Chicken keema pulao
Ingredients
- Chicken keema 1/2 kg
- Basmati rice 3/4 kg
- Sliced onion 1 big cup
- Sliced green chilies 8 nos
- Curd 1 cup
- Chili powder 1 tbsp
- Ginger & garlic paste 2 tbsp s
- Biryani masala powder 1 tbsp
- Star anise 2 nos
- Shahi jeera 1/2 tsp
- Mint (pudina) leaves few
- Fresh coriander 1/2 cup
- Lemon juice 2 tbsp s
- Salt to taste
- Oil
Fry onion slices in oil till golden brown and keep aside. Soak basmati rice in water for an hour. Take a mixing bowl and marinate chicken keema, curd, chili powder, salt, ginger & garlic paste and biryani masala powder for an hour. Now take a pan and add 3 to 4 tbsp s oil and heat. Now add star anise, green chilies and shahi jeera fry for 1 min and add marinated chicken.
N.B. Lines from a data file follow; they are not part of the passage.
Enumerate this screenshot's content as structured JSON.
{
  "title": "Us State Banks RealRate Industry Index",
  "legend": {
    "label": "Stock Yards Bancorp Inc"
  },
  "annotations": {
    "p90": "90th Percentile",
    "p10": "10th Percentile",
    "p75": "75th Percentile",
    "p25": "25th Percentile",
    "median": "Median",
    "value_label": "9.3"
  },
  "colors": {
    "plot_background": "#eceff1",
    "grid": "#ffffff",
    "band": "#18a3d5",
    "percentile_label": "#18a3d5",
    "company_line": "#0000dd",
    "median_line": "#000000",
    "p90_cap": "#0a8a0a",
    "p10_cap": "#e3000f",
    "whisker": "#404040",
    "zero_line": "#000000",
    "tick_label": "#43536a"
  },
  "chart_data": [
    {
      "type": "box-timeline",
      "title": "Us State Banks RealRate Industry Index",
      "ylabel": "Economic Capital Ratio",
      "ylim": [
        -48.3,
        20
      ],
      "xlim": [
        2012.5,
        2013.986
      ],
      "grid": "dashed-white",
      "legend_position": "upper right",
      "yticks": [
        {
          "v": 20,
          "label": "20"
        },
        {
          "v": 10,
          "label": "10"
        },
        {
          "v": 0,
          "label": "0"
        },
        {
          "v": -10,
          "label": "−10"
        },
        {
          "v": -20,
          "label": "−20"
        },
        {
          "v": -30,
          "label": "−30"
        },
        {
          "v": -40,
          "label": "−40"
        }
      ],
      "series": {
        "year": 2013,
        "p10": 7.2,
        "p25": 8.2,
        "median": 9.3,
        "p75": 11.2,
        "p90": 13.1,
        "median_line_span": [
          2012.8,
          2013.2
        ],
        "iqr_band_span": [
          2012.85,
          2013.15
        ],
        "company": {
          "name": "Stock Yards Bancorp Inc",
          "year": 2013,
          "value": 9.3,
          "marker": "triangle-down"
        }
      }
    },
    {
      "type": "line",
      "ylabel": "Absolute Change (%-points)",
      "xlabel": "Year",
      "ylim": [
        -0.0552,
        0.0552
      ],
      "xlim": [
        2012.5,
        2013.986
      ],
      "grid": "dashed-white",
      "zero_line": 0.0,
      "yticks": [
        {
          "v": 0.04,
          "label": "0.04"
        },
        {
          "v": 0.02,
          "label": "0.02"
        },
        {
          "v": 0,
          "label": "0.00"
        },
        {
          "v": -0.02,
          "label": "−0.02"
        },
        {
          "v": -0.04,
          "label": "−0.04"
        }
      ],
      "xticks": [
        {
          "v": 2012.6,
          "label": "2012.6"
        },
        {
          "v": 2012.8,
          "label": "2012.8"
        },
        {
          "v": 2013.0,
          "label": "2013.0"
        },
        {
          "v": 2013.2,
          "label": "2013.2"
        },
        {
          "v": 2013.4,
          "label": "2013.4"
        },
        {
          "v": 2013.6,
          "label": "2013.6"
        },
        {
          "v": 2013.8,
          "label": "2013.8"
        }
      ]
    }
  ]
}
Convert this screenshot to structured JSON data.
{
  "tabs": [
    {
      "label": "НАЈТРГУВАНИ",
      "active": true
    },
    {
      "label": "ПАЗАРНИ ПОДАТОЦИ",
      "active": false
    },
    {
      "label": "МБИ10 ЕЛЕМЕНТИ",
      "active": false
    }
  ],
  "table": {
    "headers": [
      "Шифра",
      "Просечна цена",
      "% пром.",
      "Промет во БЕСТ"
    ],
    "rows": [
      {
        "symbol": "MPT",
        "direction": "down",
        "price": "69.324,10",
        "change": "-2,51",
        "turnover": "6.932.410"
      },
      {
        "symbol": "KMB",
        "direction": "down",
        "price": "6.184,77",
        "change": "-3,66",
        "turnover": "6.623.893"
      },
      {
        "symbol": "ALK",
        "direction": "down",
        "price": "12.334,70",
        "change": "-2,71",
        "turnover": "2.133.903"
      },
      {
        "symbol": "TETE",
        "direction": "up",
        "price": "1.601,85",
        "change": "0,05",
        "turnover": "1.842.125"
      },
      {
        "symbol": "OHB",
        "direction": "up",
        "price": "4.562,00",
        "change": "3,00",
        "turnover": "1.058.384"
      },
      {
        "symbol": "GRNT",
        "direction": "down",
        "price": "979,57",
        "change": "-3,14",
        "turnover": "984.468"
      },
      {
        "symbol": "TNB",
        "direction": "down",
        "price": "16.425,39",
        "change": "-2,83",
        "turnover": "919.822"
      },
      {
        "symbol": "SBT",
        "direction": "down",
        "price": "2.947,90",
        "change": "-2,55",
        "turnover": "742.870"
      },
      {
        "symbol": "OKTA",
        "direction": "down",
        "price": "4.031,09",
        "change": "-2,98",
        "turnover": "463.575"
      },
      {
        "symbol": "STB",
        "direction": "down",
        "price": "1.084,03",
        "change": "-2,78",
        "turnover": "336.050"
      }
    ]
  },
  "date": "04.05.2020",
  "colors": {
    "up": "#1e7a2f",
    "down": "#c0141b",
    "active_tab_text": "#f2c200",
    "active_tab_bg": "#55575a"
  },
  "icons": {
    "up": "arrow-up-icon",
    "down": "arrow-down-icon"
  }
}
Cook till water evaporates and oil separates from chicken masala. Now add rice, fried onion slices, mint leaves, coriander (chopped), mix well and add required amount of hot water(4 glasses) to rice. Add salt and lemon juice and cook by covering lid. Stir frequently. Cook till rice is soft. Now, Chicken keema pulao is ready to serve.